Ausbildungsvergütung Mindestens 724 Euro für Azubis

Johannes Büttner 1 min Lesedauer

Wer im kommenden Jahr eine duale Berufsausbildung beginnt, hat im ersten Lehrjahr Anspruch auf eine Mindestvergütung von 724 Euro. Das entspricht einem Anstieg von rund 6,2 Prozent im Vergleich zu 2025. Auch für die weiteren Lehrjahre steigt die Mindestvergütung.

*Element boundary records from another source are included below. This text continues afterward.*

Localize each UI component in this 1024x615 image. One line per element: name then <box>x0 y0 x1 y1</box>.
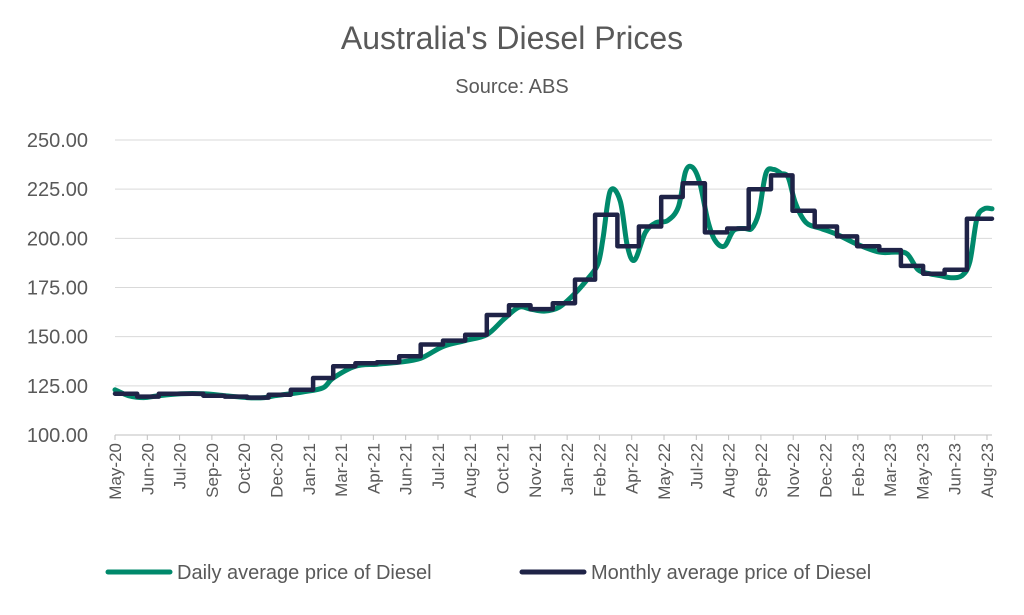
chart-subtitle: Source: ABS <box>455 76 569 98</box>
y-tick-label: 125.00 <box>27 376 88 398</box>
y-tick-label: 250.00 <box>27 130 88 152</box>
y-tick-label: 100.00 <box>27 425 88 447</box>
x-tick-label: May-23 <box>913 443 932 500</box>
y-tick-label: 225.00 <box>27 179 88 201</box>
y-tick-label: 150.00 <box>27 327 88 349</box>
x-tick-label: Dec-22 <box>816 443 835 498</box>
legend-label-daily: Daily average price of Diesel <box>177 562 432 584</box>
x-tick-label: Oct-21 <box>494 443 513 494</box>
legend: Daily average price of Diesel Monthly av… <box>105 562 871 584</box>
x-axis-ticks: May-20 Jun-20 Jul-20 Sep-20 Oct-20 Dec-20 Jan-… <box>106 435 997 500</box>
x-tick-label: Mar-21 <box>332 443 351 497</box>
x-tick-label: Feb-23 <box>849 443 868 497</box>
gridlines <box>115 139 992 436</box>
x-tick-label: Apr-22 <box>623 443 642 494</box>
x-tick-label: Nov-21 <box>526 443 545 498</box>
x-tick-label: Jul-22 <box>687 443 706 489</box>
x-tick-label: Dec-20 <box>267 443 286 498</box>
x-tick-label: Aug-21 <box>461 443 480 498</box>
y-tick-label: 200.00 <box>27 228 88 250</box>
y-axis-ticks: 250.00 225.00 200.00 175.00 150.00 125.00 100.… <box>27 130 88 447</box>
x-tick-label: Jun-21 <box>397 443 416 495</box>
x-tick-label: Sep-20 <box>203 443 222 498</box>
x-tick-label: Jul-21 <box>429 443 448 489</box>
x-tick-label: Feb-22 <box>590 443 609 497</box>
y-tick-label: 175.00 <box>27 278 88 300</box>
x-tick-label: Apr-21 <box>364 443 383 494</box>
x-tick-label: Jun-20 <box>138 443 157 495</box>
x-tick-label: Aug-23 <box>978 443 997 498</box>
x-tick-label: Sep-22 <box>752 443 771 498</box>
x-tick-label: Jun-23 <box>946 443 965 495</box>
x-tick-label: Jul-20 <box>171 443 190 489</box>
x-tick-label: Oct-20 <box>235 443 254 494</box>
x-tick-label: Aug-22 <box>720 443 739 498</box>
x-tick-label: Nov-22 <box>784 443 803 498</box>
x-tick-label: Jan-22 <box>558 443 577 495</box>
x-tick-label: May-20 <box>106 443 125 500</box>
chart-title: Australia's Diesel Prices <box>340 20 684 56</box>
series-line-monthly <box>112 173 995 400</box>
x-tick-label: Mar-23 <box>881 443 900 497</box>
series-line-daily <box>112 163 995 401</box>
x-tick-label: Jan-21 <box>300 443 319 495</box>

Wer seinen Azubis nur die Mindestvergütung zahlt, muss im kommenden Jahr mehr Geld ausgeben.(Bild:  / CC0)
Wer seinen Azubis nur die Mindestvergütung zahlt, muss im kommenden Jahr mehr Geld ausgeben.
(Bild: / CC0)

Das Bundesinstitut für Berufsbildung (BIBB) hat die Sätze der Mindestausbildungsvergütung gemäß Berufsbildungsgesetz (BBiG) für das Jahr 2026 berechnet. Mit der Veröffentlichung im Bundesgesetzblatt sind sie nun offiziell gültig. Für Auszubildende in dualen Ausbildungsberufen nach BBiG oder Handwerksordnung, die ihre Ausbildung zwischen dem 1. Januar und dem 31. Dezember 2026 beginnen, steigt die Mindestvergütung im ersten Ausbildungsjahr um knapp 6,2 Prozent. Damit gelten folgende monatliche Mindestvergütungen:

  • 724 Euro im ersten Ausbildungsjahr
  • 854 Euro im zweiten Ausbildungsjahr
  • 977 Euro im dritten Ausbildungsjahr
  • 1014 Euro im vierten Ausbildungsjahr

Die Mindestausbildungsvergütung gilt seit 2020 und ist eine gesetzlich festgelegte Untergrenze für die monatliche Ausbildungsvergütung. Im Jahr 2025 liegt der Satz im ersten Ausbildungsjahr bei 682 Euro. 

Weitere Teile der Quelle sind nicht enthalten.